Separately, as janrieke said, if we add avoidBigDecimalMess = true, then I can give you 50 other such exotic features and we (@rspilker and I) are quite certain that this would be a lot worse even without thinking of the crazy maintenance burden that implies.

Silently doing the right thing is an option, except:

  1. It'd be real hard to document: Lombok silently ignores trailing zeroes and relative scale issues for fields of type BD, but __not__ for fields of any other type which so happen to be referencing BigDecimal instances (private Object o = new BigDecimal(...);), nor if BDs show up in arrays or lists, even if the array/list is properly typed.
  2. Is stripping trailing zeroes and ignoring scale the right move? If it was so simple, and all java programmers are universally in agreement that this is the correct equals/hc treatment, then why isn't BigDecimal's equals and hashCode implemented to function like this?
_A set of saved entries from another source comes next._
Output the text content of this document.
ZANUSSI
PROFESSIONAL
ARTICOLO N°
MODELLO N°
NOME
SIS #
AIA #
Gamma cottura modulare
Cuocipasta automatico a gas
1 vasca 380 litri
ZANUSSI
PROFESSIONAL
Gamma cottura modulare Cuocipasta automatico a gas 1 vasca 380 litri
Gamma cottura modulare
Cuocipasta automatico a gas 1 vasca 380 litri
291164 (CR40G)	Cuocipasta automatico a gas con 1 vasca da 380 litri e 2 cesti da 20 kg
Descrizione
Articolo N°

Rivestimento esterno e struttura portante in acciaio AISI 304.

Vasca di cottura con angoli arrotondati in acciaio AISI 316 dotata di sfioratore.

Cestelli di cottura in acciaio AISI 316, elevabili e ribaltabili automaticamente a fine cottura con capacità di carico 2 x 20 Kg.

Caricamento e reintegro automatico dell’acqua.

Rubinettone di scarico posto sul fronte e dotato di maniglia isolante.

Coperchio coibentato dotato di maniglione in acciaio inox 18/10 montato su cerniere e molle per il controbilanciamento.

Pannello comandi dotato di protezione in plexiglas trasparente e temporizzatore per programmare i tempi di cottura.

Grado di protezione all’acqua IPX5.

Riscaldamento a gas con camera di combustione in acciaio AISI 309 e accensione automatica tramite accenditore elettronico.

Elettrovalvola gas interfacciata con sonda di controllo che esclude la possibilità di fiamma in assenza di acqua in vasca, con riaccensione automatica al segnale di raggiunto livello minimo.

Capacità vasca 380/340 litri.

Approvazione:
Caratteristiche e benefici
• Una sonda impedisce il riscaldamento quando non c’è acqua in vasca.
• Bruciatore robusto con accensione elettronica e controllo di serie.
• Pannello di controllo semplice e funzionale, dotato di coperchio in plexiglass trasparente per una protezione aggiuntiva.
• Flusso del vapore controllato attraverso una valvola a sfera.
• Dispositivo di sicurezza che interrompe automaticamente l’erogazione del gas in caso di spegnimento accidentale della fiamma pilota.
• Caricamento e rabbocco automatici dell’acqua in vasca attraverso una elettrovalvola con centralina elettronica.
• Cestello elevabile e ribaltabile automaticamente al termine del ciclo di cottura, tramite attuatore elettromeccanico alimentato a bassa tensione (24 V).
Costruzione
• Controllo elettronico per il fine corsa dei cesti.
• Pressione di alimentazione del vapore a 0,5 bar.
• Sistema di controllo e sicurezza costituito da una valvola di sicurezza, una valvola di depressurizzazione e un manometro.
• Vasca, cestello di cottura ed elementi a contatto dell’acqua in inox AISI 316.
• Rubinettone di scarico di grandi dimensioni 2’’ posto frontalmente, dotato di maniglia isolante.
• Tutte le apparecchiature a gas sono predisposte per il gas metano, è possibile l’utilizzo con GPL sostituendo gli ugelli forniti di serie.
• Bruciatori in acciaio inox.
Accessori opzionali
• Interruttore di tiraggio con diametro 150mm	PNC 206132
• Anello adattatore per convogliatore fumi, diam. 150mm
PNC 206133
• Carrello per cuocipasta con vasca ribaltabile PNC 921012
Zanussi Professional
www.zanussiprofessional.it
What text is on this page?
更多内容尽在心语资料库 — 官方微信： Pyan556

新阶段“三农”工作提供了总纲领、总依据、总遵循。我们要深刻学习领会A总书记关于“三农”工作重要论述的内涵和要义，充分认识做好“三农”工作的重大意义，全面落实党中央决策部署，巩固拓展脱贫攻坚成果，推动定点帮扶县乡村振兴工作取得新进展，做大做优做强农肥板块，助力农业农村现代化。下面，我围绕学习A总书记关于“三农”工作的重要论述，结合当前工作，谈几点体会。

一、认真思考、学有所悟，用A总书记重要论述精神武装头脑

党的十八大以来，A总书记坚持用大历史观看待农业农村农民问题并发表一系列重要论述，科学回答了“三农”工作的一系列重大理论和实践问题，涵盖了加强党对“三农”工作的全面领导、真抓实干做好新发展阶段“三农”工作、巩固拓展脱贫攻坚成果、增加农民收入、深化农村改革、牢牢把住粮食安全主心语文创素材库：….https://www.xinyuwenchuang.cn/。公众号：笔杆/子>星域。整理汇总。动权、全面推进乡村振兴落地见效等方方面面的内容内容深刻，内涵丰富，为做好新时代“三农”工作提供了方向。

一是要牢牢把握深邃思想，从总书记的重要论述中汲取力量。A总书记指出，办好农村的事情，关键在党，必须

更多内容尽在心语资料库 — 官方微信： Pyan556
The truth seems pretty clear to me: There are different ways to think about / use BigDecimal, in particular, to think about what 'equality' means for BDs, and what you are asking for is just one of multiple views. Silently doing the right think means lombok is dictating a different idea on what it means vs. what it does now, which would be backwards incompatible.

Thus, it'd be incorrect to silently do this, and it's also incorrect to add a setting or annoparam, thus, this feature remains denied.

Use @EqualsAndHashCode.Include, solves all your problems and also explicitly makes clear in your source code what 'take' on equality you're looking for for your BD field.